I remember, as a small girl (2nd grade) hiding in a large pipe under the road. It was there so water would not flood the road in the spring. Johnstown, back in the day, was either up or down with paths lacing through where an up met a down or visa versa. I had a couple of ratty books hidden in “the secret” and some twigs for a fire (YES! I built fires, and knew how to keep them safely going and how to put them out.) My little brothers did not know about this secret place, no one knew. I spent two days hiding, with my dog. Three days after I had been back at Gramma’s house, one of my brothers had asked where I had been. Silly boy, that he was, I made out like he must’ve dreamt I had been gone. It worked.
While visiting one of my aunts, a favorite place to hide was in this tree that grew in the middle of a field of Black Angus cattle. No one could ever find me there. You have to realize that no one, in their right mind, would even try to go to the tree no matter how fabulous the apples looked. There was approximately 200 black beasts meandering and munching all day around that tree. I was much older when I realized that my ability not to spook those black beasts was the true “hiding place.” BUT, the apples were delicious and it was quiet with the song of life. I know, but if you think about that, you’ll “get it.”
Months later, two of my male cousins followed me and discovered my hiding place. I got some really good junk from them as payment to take them to the tree. It was great fun. On a rainy day they discovered that if I was not with them, getting down from the tree was not an option as the cattle were packed tightly under the branches. It was a search like none other. My aunt placed a call to my Gramma’s house to wail that two of her sons had been kidnapped. Gramma got all upset and I soon realized the situation. I explained where they probably were and why. I got into so much trouble. My cousins didn’t, but I sure did. My Gramma did not like me much, and while I was 30 miles from the incident it was MY fault because I taught them how to get into the tree. Did it matter they were 2-4 years OLDER than me? NO! But, the hidden treasure was eating those apples, they were the very best, and very fresh, and very sweet, and very juicy.
In the winter, in Johnstown, my hiding place was behind the wall, of the bedroom where I slept. The attic had been made into two bedrooms and there was space behind one side of each room that was used as a storage place. Yes, it was cold, but my bedroom was cold… most nights I would sleep under my bed, next to my dog, under the quilt. I was not given a little heater, like my brothers, because the window in my room was not as large as the windows in their room; plus my room was much smaller, so between my body warmth and the hot water bottle I should be warm enough. Did I mention my grandmother did not like me much? I looked like my mother; my little brothers were carbon copies, so to speak, of our father, her finest “boy baby.”
Once, while living with my father and one of my moms, we moved into a house he was remodeling and the hiding spaces were so numerous I had three in the same residence! TRUE! One such hiding place was behind a huge, flat rock in the sub cellar, one was behind a wall board in the attic (which was found in the last month we lived there) and one was behind the gigantic fire place. I had books and some rags, some dried fruit and a candle in each place, AND my dog, of course.

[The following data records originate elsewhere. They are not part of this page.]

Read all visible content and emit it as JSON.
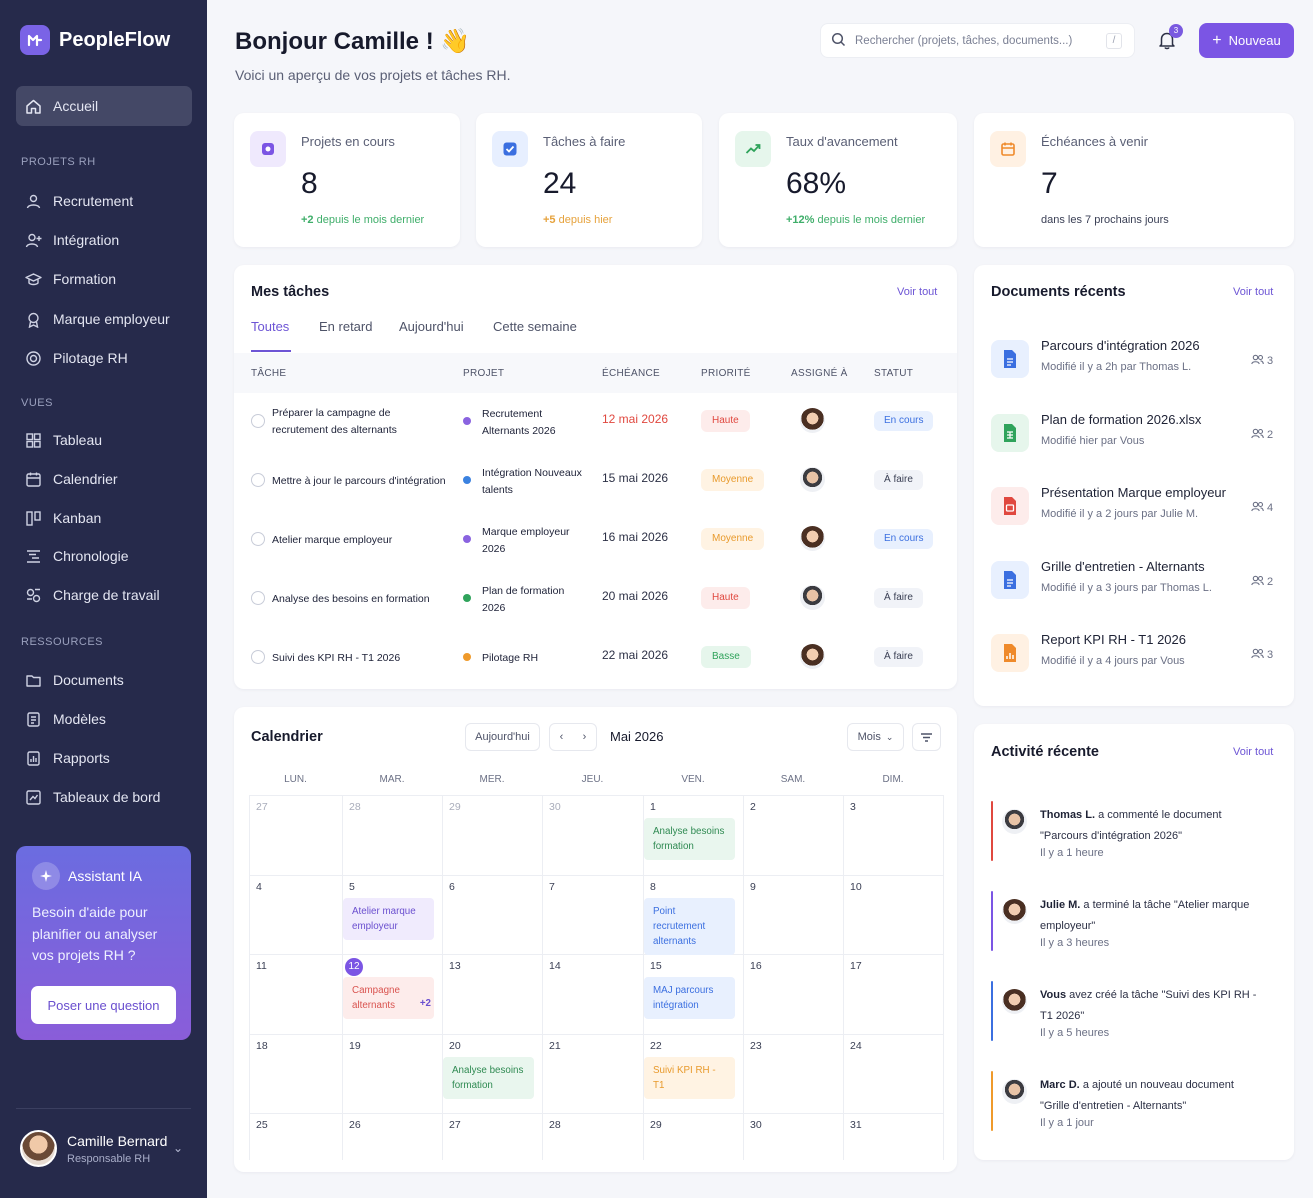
{
  "app": {
    "name": "PeopleFlow"
  },
  "sidebar": {
    "home": "Accueil",
    "sections": [
      {
        "title": "PROJETS RH",
        "items": [
          "Recrutement",
          "Intégration",
          "Formation",
          "Marque employeur",
          "Pilotage RH"
        ]
      },
      {
        "title": "VUES",
        "items": [
          "Tableau",
          "Calendrier",
          "Kanban",
          "Chronologie",
          "Charge de travail"
        ]
      },
      {
        "title": "RESSOURCES",
        "items": [
          "Documents",
          "Modèles",
          "Rapports",
          "Tableaux de bord"
        ]
      }
    ],
    "assistant": {
      "title": "Assistant IA",
      "text": "Besoin d'aide pour planifier ou analyser vos projets RH ?",
      "button": "Poser une question"
    },
    "user": {
      "name": "Camille Bernard",
      "role": "Responsable RH"
    }
  },
  "header": {
    "greeting": "Bonjour Camille ! 👋",
    "subtitle": "Voici un aperçu de vos projets et tâches RH.",
    "search_placeholder": "Rechercher (projets, tâches, documents...)",
    "search_shortcut": "/",
    "notifications": "3",
    "new_button": "Nouveau"
  },
  "stats": [
    {
      "label": "Projets en cours",
      "value": "8",
      "delta": "+2",
      "note": "depuis le mois dernier",
      "color": "#3fae6a",
      "icon_bg": "#efe9fd",
      "icon_color": "#7b55e4"
    },
    {
      "label": "Tâches à faire",
      "value": "24",
      "delta": "+5",
      "note": "depuis hier",
      "color": "#e6a23c",
      "icon_bg": "#e7efff",
      "icon_color": "#3b6fe0"
    },
    {
      "label": "Taux d'avancement",
      "value": "68%",
      "delta": "+12%",
      "note": "depuis le mois dernier",
      "color": "#3fae6a",
      "icon_bg": "#e6f6ec",
      "icon_color": "#2fa35b"
    },
    {
      "label": "Échéances à venir",
      "value": "7",
      "delta": "",
      "note": "dans les 7 prochains jours",
      "color": "#3a3f55",
      "icon_bg": "#fff1e3",
      "icon_color": "#ef8a2b"
    }
  ],
  "tasks": {
    "title": "Mes tâches",
    "see_all": "Voir tout",
    "tabs": [
      "Toutes",
      "En retard",
      "Aujourd'hui",
      "Cette semaine"
    ],
    "columns": [
      "TÂCHE",
      "PROJET",
      "ÉCHÉANCE",
      "PRIORITÉ",
      "ASSIGNÉ À",
      "STATUT"
    ],
    "rows": [
      {
        "task": "Préparer la campagne de recrutement des alternants",
        "project": "Recrutement Alternants 2026",
        "dot": "#8a63e0",
        "due": "12 mai 2026",
        "due_color": "#e0483f",
        "priority": "Haute",
        "prio_bg": "#fdeceb",
        "prio_fg": "#e0483f",
        "status": "En cours",
        "status_bg": "#e8f0fe",
        "status_fg": "#3b6fe0",
        "avatar": "f"
      },
      {
        "task": "Mettre à jour le parcours d'intégration",
        "project": "Intégration Nouveaux talents",
        "dot": "#3b82e0",
        "due": "15 mai 2026",
        "due_color": "#2c3045",
        "priority": "Moyenne",
        "prio_bg": "#fff3e3",
        "prio_fg": "#e89a2c",
        "status": "À faire",
        "status_bg": "#f1f3f8",
        "status_fg": "#3b4055",
        "avatar": "m"
      },
      {
        "task": "Atelier marque employeur",
        "project": "Marque employeur 2026",
        "dot": "#8a63e0",
        "due": "16 mai 2026",
        "due_color": "#2c3045",
        "priority": "Moyenne",
        "prio_bg": "#fff3e3",
        "prio_fg": "#e89a2c",
        "status": "En cours",
        "status_bg": "#e8f0fe",
        "status_fg": "#3b6fe0",
        "avatar": "f"
      },
      {
        "task": "Analyse des besoins en formation",
        "project": "Plan de formation 2026",
        "dot": "#2fa35b",
        "due": "20 mai 2026",
        "due_color": "#2c3045",
        "priority": "Haute",
        "prio_bg": "#fdeceb",
        "prio_fg": "#e0483f",
        "status": "À faire",
        "status_bg": "#f1f3f8",
        "status_fg": "#3b4055",
        "avatar": "m"
      },
      {
        "task": "Suivi des KPI RH - T1 2026",
        "project": "Pilotage RH",
        "dot": "#ef9a2b",
        "due": "22 mai 2026",
        "due_color": "#2c3045",
        "priority": "Basse",
        "prio_bg": "#e6f6ec",
        "prio_fg": "#2fa35b",
        "status": "À faire",
        "status_bg": "#f1f3f8",
        "status_fg": "#3b4055",
        "avatar": "f"
      }
    ]
  },
  "calendar": {
    "title": "Calendrier",
    "today_button": "Aujourd'hui",
    "month": "Mai 2026",
    "view": "Mois",
    "days": [
      "LUN.",
      "MAR.",
      "MER.",
      "JEU.",
      "VEN.",
      "SAM.",
      "DIM."
    ],
    "weeks": [
      [
        "27",
        "28",
        "29",
        "30",
        "1",
        "2",
        "3"
      ],
      [
        "4",
        "5",
        "6",
        "7",
        "8",
        "9",
        "10"
      ],
      [
        "11",
        "12",
        "13",
        "14",
        "15",
        "16",
        "17"
      ],
      [
        "18",
        "19",
        "20",
        "21",
        "22",
        "23",
        "24"
      ],
      [
        "25",
        "26",
        "27",
        "28",
        "29",
        "30",
        "31"
      ]
    ],
    "events": [
      {
        "week": 0,
        "day": 4,
        "text": "Analyse besoins formation",
        "bg": "#e9f6ee",
        "fg": "#2f8a52"
      },
      {
        "week": 1,
        "day": 1,
        "text": "Atelier marque employeur",
        "bg": "#f0ebfd",
        "fg": "#6a4fcf"
      },
      {
        "week": 1,
        "day": 4,
        "text": "Point recrutement alternants",
        "bg": "#e8f0fe",
        "fg": "#3b6fe0"
      },
      {
        "week": 2,
        "day": 1,
        "text": "Campagne alternants",
        "bg": "#fdeceb",
        "fg": "#d9534f",
        "more": "+2"
      },
      {
        "week": 2,
        "day": 4,
        "text": "MAJ parcours intégration",
        "bg": "#e8f0fe",
        "fg": "#3b6fe0"
      },
      {
        "week": 3,
        "day": 2,
        "text": "Analyse besoins formation",
        "bg": "#e9f6ee",
        "fg": "#2f8a52"
      },
      {
        "week": 3,
        "day": 4,
        "text": "Suivi KPI RH - T1",
        "bg": "#fff3e3",
        "fg": "#e89a2c"
      }
    ]
  },
  "documents": {
    "title": "Documents récents",
    "see_all": "Voir tout",
    "items": [
      {
        "name": "Parcours d'intégration 2026",
        "meta": "Modifié il y a 2h par Thomas L.",
        "share": "3",
        "icon": "doc-icon",
        "bg": "#e8f0fe",
        "fg": "#3b6fe0"
      },
      {
        "name": "Plan de formation 2026.xlsx",
        "meta": "Modifié hier par Vous",
        "share": "2",
        "icon": "sheet-icon",
        "bg": "#e6f6ec",
        "fg": "#2fa35b"
      },
      {
        "name": "Présentation Marque employeur",
        "meta": "Modifié il y a 2 jours par Julie M.",
        "share": "4",
        "icon": "slides-icon",
        "bg": "#fdeceb",
        "fg": "#e0483f"
      },
      {
        "name": "Grille d'entretien - Alternants",
        "meta": "Modifié il y a 3 jours par Thomas L.",
        "share": "2",
        "icon": "doc-icon",
        "bg": "#e8f0fe",
        "fg": "#3b6fe0"
      },
      {
        "name": "Report KPI RH - T1 2026",
        "meta": "Modifié il y a 4 jours par Vous",
        "share": "3",
        "icon": "report-icon",
        "bg": "#fff1e3",
        "fg": "#ef8a2b"
      }
    ]
  },
  "activity": {
    "title": "Activité récente",
    "see_all": "Voir tout",
    "items": [
      {
        "who": "Thomas L.",
        "text": "a commenté le document \"Parcours d'intégration 2026\"",
        "time": "Il y a 1 heure",
        "line": "#e0483f",
        "avatar": "m"
      },
      {
        "who": "Julie M.",
        "text": "a terminé la tâche \"Atelier marque employeur\"",
        "time": "Il y a 3 heures",
        "line": "#7b55e4",
        "avatar": "f"
      },
      {
        "who": "Vous",
        "text": "avez créé la tâche \"Suivi des KPI RH - T1 2026\"",
        "time": "Il y a 5 heures",
        "line": "#3b6fe0",
        "avatar": "f"
      },
      {
        "who": "Marc D.",
        "text": "a ajouté un nouveau document \"Grille d'entretien - Alternants\"",
        "time": "Il y a 1 jour",
        "line": "#ef9a2b",
        "avatar": "m"
      }
    ]
  }
}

When I was with one of my moms, I rarely hid unless my ears were hurting and bleeding. Sarah was the best at keeping the pain at bay. Nettie, however, could make the pain go away faster than anyone else. I loved my “moms” and my “grams”. I had some really fabulous dads, also, during my “child” years. It was the between times that were truly rough.
Nettie had given birth to twins. I loved those babies… my dog and I were loved by my half-brother… however, “Sissy” did not want any part of anyone except her mother. When they woke to eat during the night, I would take my “boyzie” and my dog and I would feed him, clean him and get back to sleep.
I had been rocking my half-brother when Nettie found us under the crib, behind a pillow and blanket. We both were asleep, bottle was empty, and the dirty diaper had been rolled in a piece of newspaper. Again, no pampers in those days. She asked me why I hid. Someday, I told her, I would tell her all about it. I was lying, but I don’t think she knew that at the time.
Hiding was my heaven. As I grew older I found “ways” to hide in plain sight. When I met my bio mom, she figured it out quickly. She told me how it amazed her I could be hiding and having a conversation at the same time. How she knew was beyond me for years. I figured out some of who my mother was by the time I had spent two years with her. I don’t think I had spent that much time with a mother figure, consecutively, since we had been separated from her. When I was in junior high school she gave me her diaries from all the years we had been separated. Whoa, what a wakeup call that turned out to be.
Apparently, women are extremely inventive when it comes to hiding places, spaces and paths to lose themselves in, or hide in. I use to wonder about all those people that had “normal” lives growing up. I was approximately 30 when I realized “all those people” were not as many as my “all” I had had in mind. That is sad, truly. I remember wondering what it would’ve been like to have the same parents, live in the same house for most of your childhood, have the same friends AND know their parents, too.
Six weeks after I was born I was in a car, Model A, heading to the east coast from California. The wheels in my life were many. To this day the “song of wheels” can put me to sleep in a heartbeat.